Personal information
- Full name: Daisy Elizabeth Mullan
- Born: 29 November 2002 (age 23) Bolton, Greater Manchester, England
- Batting: Right-handed
- Bowling: Right-arm medium
- Role: All-rounder

Domestic team information
- 2020–present: Lancashire
- 2020–2024: North West Thunder
- 2024: → The Blaze (on loan)
- 2021: North Representative XI
- 2022: Cumbria
- 2022: Manchester Originals

Career statistics
| Competition | WLA | WT20 |
| Matches | 17 | 26 |
| Runs scored | 155 | 274 |
| Batting average | 9.68 | 13.04 |
| 100s/50s | 0/0 | 0/1 |
| Top score | 26 | 57* |
| Balls bowled | – | 192 |
| Wickets | – | 9 |
| Bowling average | – | 23.33 |
| 5 wickets in innings | – | 0 |
| 10 wickets in match | – | 0 |
| Best bowling | – | 3/37 |
| Catches/stumpings | 7/– | 2/– |
- Source: CricketArchive, 17 October 2024

= Daisy Mullan =

English cricketer (born 2002)

Daisy Elizabeth Mullan (born 29 November 2002) is an English cricketer who currently plays for Lancashire. An all-rounder, she is a right-handed batter and right-arm medium bowler. She has previously played for North Representative XI, Cumbria, The Blaze, North West Thunder and Manchester Originals.

==Early life==
Mullan was born on 29 November 2002, and is from Bolton, Greater Manchester. She has also played as a goalkeeper for Bury FC Women.

==Domestic career==
Mullan has played for Lancashire since Under-13 level, and captained the side at Under-17 level. She played her first matches for the team at senior level in 2020, appearing in two friendlies against Scotland without batting or bowling.

She made her competitive county debut in 2021, playing for North Representative XI in the Twenty20 Cup, a side made up of players from across the North of England. She took her first wicket and made her T20 high score on debut against Scotland A, making 31* to see her side to an 8 wicket victory. She played three matches for North Representative XI in the tournament before making two appearances for Lancashire, both against Cumbria, but made little impact. She played for Cumbria in the 2022 Women's Twenty20 Cup, scoring 56 runs and taking four wickets. She played for Lancashire in the 2023 Women's Twenty20 Cup, making two appearances and taking four wickets.

Mullan was also named as part of North West Thunder's squad for the 2020 Rachael Heyhoe Flint Trophy, but did not play a match for the side that season. She made her debut for the side in the 2021 Charlotte Edwards Cup against Western Storm, making 2 runs.

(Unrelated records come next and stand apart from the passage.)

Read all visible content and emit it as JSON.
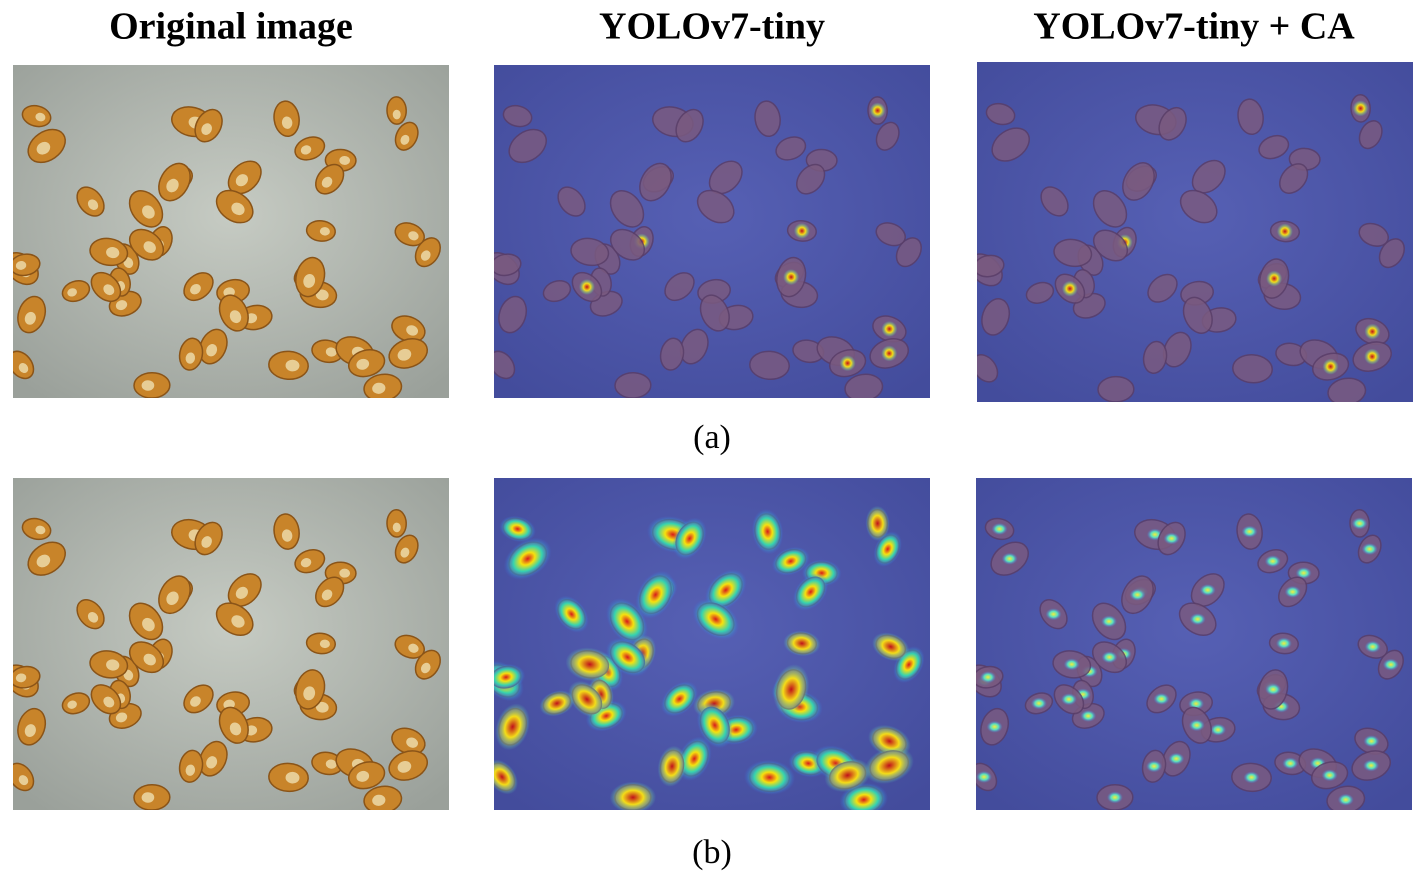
{
  "header": {
    "columns": [
      "Original image",
      "YOLOv7-tiny",
      "YOLOv7-tiny + CA"
    ]
  },
  "rows": [
    {
      "label": "(a)"
    },
    {
      "label": "(b)"
    }
  ]
}
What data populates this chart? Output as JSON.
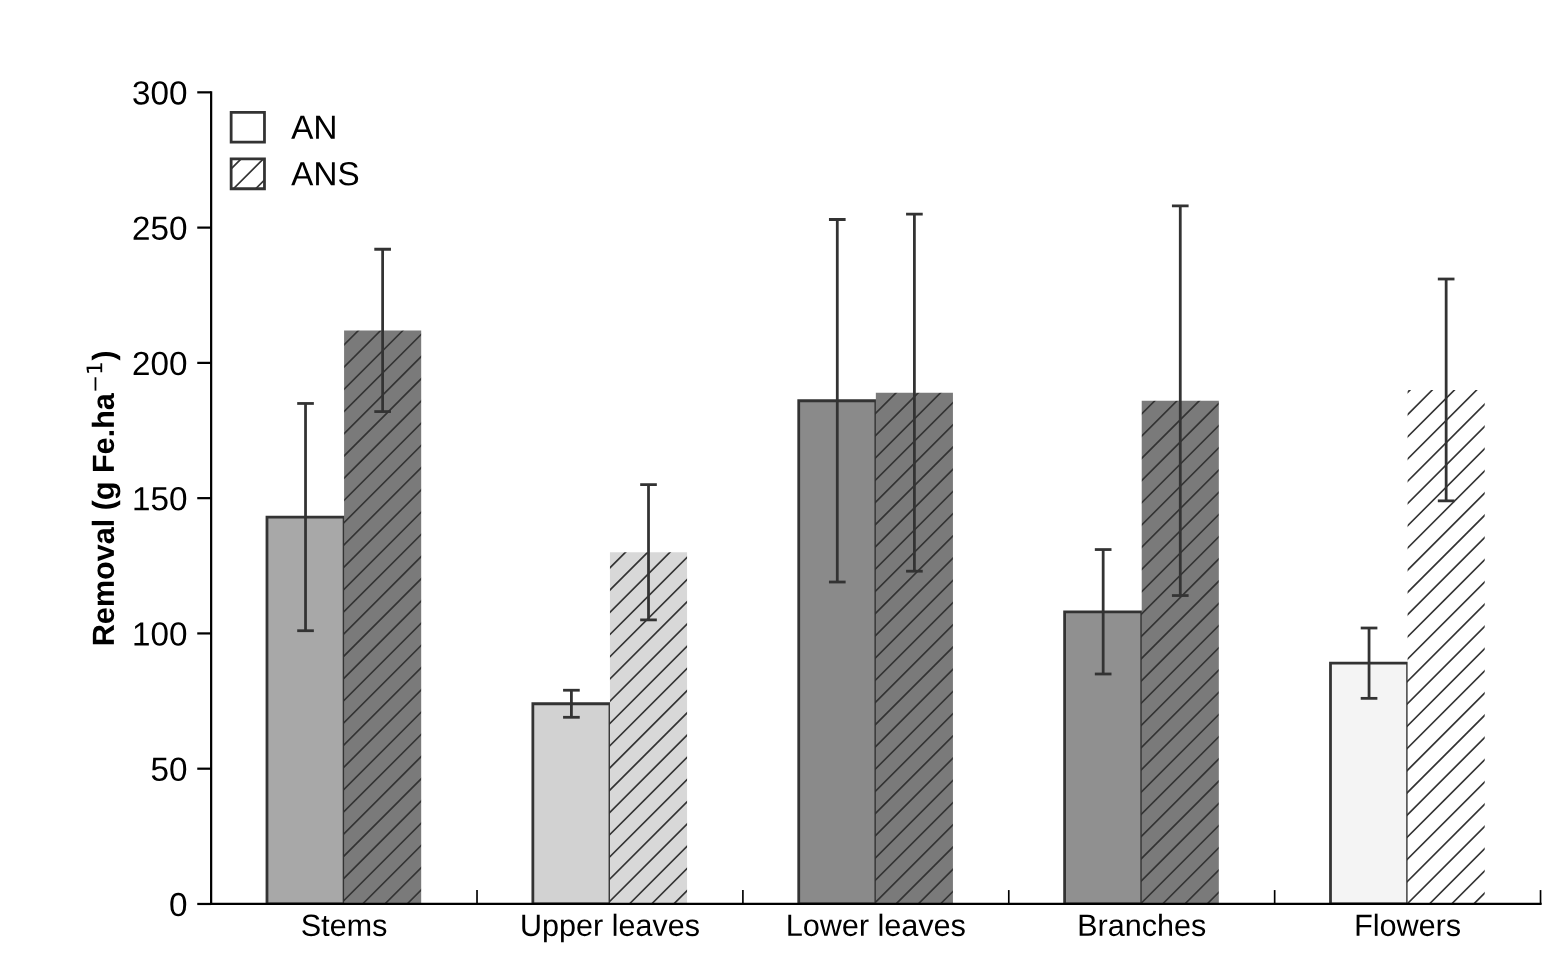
{
  "chart_data": {
    "type": "bar",
    "ylabel": "Removal (g Fe.ha$^{−1}$)",
    "categories": [
      "Stems",
      "Upper leaves",
      "Lower leaves",
      "Branches",
      "Flowers"
    ],
    "series": [
      {
        "name": "AN",
        "color": "#ffffff",
        "colors": [
          "#a8a8a8",
          "#d2d2d2",
          "#8a8a8a",
          "#909090",
          "#f4f4f4"
        ],
        "values": [
          143,
          74,
          186,
          108,
          89
        ],
        "errors": [
          42,
          5,
          67,
          23,
          13
        ]
      },
      {
        "name": "ANS",
        "color": "#ffffff",
        "colors": [
          "#7a7a7a",
          "#d8d8d8",
          "#7a7a7a",
          "#7a7a7a",
          "#ffffff"
        ],
        "values": [
          212,
          130,
          189,
          186,
          190
        ],
        "errors": [
          30,
          25,
          66,
          72,
          41
        ]
      }
    ],
    "ylim": [
      0,
      300
    ],
    "yticks": [
      0,
      50,
      100,
      150,
      200,
      250,
      300
    ],
    "grid": false,
    "legend": "top left"
  }
}
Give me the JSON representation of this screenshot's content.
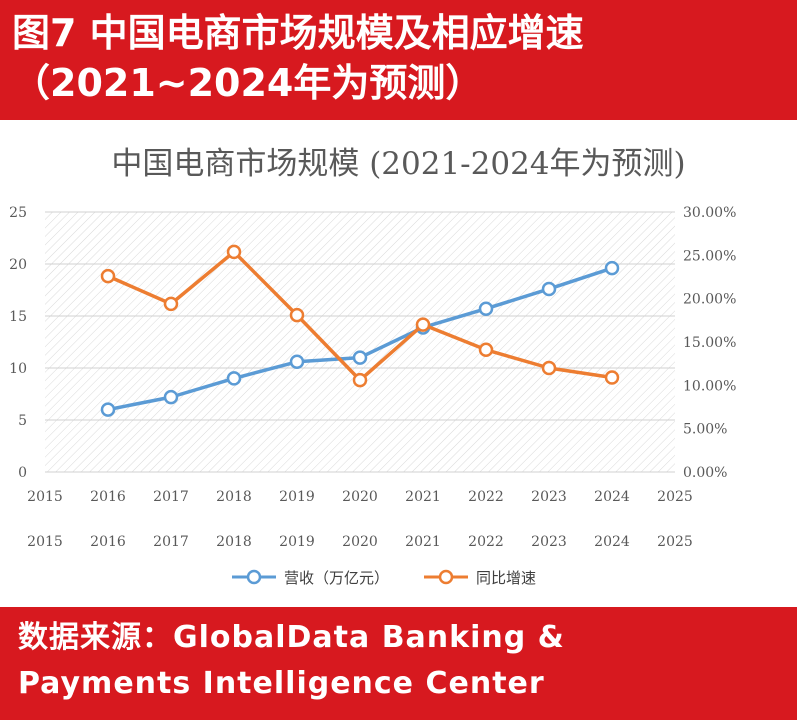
{
  "header": {
    "line1": "图7  中国电商市场规模及相应增速",
    "line2": "（2021~2024年为预测）"
  },
  "source": {
    "line1": "数据来源：GlobalData  Banking  &",
    "line2": "Payments  Intelligence  Center"
  },
  "chart_data": {
    "type": "line",
    "title": "中国电商市场规模（2021-2024年为预测）",
    "title_display": "中国电商市场规模  (2021-2024年为预测)",
    "x_ticks": [
      "2015",
      "2016",
      "2017",
      "2018",
      "2019",
      "2020",
      "2021",
      "2022",
      "2023",
      "2024",
      "2025"
    ],
    "xlim": [
      2015,
      2025
    ],
    "y_left": {
      "ticks": [
        "0",
        "5",
        "10",
        "15",
        "20",
        "25"
      ],
      "lim": [
        0,
        25
      ]
    },
    "y_right": {
      "ticks": [
        "0.00%",
        "5.00%",
        "10.00%",
        "15.00%",
        "20.00%",
        "25.00%",
        "30.00%"
      ],
      "lim": [
        0,
        30
      ]
    },
    "grid": "horizontal",
    "legend_position": "bottom",
    "series": [
      {
        "name": "营收（万亿元）",
        "axis": "left",
        "color": "#5b9bd5",
        "x": [
          2016,
          2017,
          2018,
          2019,
          2020,
          2021,
          2022,
          2023,
          2024
        ],
        "y": [
          6.0,
          7.2,
          9.0,
          10.6,
          11.0,
          13.9,
          15.7,
          17.6,
          19.6
        ]
      },
      {
        "name": "同比增速",
        "axis": "right",
        "color": "#ed7d31",
        "x": [
          2016,
          2017,
          2018,
          2019,
          2020,
          2021,
          2022,
          2023,
          2024
        ],
        "y": [
          22.6,
          19.4,
          25.4,
          18.1,
          10.6,
          17.0,
          14.1,
          12.0,
          10.9
        ]
      }
    ]
  }
}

She played a further three matches in the tournament, with a top score of 26. She also made her List A debut in the 2021 Rachael Heyhoe Flint Trophy. She played seven matches for North West Thunder in 2022, across the Charlotte Edwards Cup and the Rachael Heyhoe Flint Trophy, as well as playing one match for Manchester Originals in The Hundred. At the end of the 2022 season, it was announced that Mullan had signed her first professional contract with North West Thunder. She played three matches for the side in 2023, all in the Rachael Heyhoe Flint Trophy, scoring 26 runs in two innings.

Mullan went on loan to The Blaze from North West Thunder for the first six rounds of the 2024 Rachael Heyhoe Flint Trophy, scoring 47 runs in her four matches. She played one matches for North West Thunder, in the Charlotte Edwards Cup.